El suelo me ha succionado, me uní a él. Verdad se pasea por mi espalda, como si intentara consolarme. No puedo ponerme de pie, siento el frío de la madera contra mi mejilla. Acerco la mano a mi rostro y muevo los dedos. Uno por uno los estiro, hago que bailen.

La estoy viendo, esta mano es real y es mía.

Tan real como mis pies, mi cabello y mis sentimientos; como Verdad, aún preocupada; como las historias que he contado.

Es real como los besos que compartimos, las caricias que me robó. Como el amor que le tengo, el que pensé que me tenía. Como el suelo de madera helada, que me ha hecho su presa.

Dejo mi mano caer y siento el impacto contra ella. La alzo y golpeo el suelo con fuerza, luego otra vez, y otra.

Siento cada golpe viajar por mis nervios, por debajo de mi piel. Verdad se desespera y la envuelve como un guante, para evitar que siga haciéndome daño. Sonrío entre lágrimas y me detengo, solo por eso.

Escucho una voz que quizás me estoy inventando, hablando en un sitio que podría ser una cocina, con quien en teoría sería su padre.

No ha vuelto a entrar al estudio en donde el Doctor Giusti acaba de destrozar mi existencia. Quizás piensa que me iré, que si deja de mirarme lo suficiente desapareceré como ellos quieren.

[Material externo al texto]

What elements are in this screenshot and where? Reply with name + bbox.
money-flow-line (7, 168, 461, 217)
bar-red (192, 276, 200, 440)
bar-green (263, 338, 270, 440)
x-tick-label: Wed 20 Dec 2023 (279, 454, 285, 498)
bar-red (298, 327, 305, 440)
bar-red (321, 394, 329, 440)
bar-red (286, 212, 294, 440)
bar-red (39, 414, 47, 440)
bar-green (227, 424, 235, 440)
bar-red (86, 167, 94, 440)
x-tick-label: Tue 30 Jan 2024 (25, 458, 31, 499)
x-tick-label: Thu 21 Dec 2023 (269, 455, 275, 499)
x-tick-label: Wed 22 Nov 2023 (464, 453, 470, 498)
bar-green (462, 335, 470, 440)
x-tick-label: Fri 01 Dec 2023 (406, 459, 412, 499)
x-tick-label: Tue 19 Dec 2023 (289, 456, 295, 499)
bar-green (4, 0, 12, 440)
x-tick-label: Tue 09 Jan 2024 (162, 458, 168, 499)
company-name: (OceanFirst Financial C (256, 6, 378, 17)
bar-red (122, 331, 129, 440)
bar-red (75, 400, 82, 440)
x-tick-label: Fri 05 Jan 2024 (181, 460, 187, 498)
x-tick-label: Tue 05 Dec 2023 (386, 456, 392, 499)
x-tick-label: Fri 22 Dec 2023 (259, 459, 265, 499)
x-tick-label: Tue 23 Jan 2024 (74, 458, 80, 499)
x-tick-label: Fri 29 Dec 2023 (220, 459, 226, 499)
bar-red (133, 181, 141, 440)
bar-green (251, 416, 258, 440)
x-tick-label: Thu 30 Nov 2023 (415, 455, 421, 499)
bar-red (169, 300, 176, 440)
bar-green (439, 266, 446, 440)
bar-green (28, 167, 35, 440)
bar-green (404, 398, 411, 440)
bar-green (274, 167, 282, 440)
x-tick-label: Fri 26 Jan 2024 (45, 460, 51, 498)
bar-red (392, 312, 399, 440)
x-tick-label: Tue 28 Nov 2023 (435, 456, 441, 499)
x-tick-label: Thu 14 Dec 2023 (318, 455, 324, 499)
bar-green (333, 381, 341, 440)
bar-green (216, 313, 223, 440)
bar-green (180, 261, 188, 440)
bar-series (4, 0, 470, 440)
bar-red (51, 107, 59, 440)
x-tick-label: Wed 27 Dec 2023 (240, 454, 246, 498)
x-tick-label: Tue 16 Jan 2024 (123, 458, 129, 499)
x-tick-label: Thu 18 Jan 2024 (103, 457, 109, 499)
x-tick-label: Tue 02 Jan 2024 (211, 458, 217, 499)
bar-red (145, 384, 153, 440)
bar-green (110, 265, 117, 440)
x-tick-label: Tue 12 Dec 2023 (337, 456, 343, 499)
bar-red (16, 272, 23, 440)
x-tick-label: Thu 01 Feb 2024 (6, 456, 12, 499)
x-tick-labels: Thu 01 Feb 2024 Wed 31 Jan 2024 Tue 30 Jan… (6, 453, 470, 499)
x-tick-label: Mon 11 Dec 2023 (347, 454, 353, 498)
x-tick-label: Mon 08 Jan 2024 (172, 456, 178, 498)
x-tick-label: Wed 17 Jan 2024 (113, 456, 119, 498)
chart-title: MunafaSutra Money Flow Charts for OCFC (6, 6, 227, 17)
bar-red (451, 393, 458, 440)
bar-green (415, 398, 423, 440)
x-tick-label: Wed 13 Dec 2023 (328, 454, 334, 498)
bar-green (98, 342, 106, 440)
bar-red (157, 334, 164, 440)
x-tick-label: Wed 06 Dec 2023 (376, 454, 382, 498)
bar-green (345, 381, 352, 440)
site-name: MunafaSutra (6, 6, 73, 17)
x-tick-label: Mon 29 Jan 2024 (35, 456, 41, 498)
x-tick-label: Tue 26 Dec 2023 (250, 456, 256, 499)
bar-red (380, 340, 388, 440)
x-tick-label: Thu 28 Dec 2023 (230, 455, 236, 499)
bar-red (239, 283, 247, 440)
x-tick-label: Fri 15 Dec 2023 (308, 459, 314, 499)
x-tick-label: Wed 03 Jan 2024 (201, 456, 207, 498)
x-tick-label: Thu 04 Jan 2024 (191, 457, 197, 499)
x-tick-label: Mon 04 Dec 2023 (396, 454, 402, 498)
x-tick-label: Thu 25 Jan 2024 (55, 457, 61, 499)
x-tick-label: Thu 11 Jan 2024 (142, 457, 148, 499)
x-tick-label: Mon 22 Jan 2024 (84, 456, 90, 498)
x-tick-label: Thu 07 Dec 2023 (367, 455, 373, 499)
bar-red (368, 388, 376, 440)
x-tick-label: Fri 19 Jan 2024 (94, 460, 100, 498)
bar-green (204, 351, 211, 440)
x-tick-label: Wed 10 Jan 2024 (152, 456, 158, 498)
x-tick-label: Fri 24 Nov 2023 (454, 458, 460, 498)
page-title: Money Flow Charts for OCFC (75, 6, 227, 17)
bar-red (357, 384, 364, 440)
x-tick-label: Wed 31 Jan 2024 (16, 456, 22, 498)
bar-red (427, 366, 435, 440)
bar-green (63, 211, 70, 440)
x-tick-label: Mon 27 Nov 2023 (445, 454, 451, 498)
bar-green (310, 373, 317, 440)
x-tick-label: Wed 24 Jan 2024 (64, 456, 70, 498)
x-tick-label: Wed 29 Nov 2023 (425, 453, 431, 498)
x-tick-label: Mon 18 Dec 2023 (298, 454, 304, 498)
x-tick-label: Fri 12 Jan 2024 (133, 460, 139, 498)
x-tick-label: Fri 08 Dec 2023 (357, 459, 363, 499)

Las gotas golpean de nuevo la ventana, con la fuerza que yo ya no tengo. Como si fueran cuchillos, como si estuvieran vivas.

«El cristal se agrieta.»

Así como Verdad, puede que intenten sanarme, o al menos evitar que me haga más daño. De todos modos, yo no soy quien más ha logrado destrozarme.

Mi cabeza da vueltas. Inhalo, el aire viaja hasta mis pulmones, pero le cuesta salir.

Un estallido a mi espalda me indica que la ventana ha cedido, sonreiría si tan solo tuviera fuerzas.

«¿Serán reales los trozos de vidrio que han sido despedidos por toda la habitación?»

Escucho pasos, se acercan. Son grandes, gordos, huecos, no pueden ser de ella. Un libro cae de una estantería cercana, empujado por la brisa que se ha colado por lo que acaba de dejar de ser una ventana.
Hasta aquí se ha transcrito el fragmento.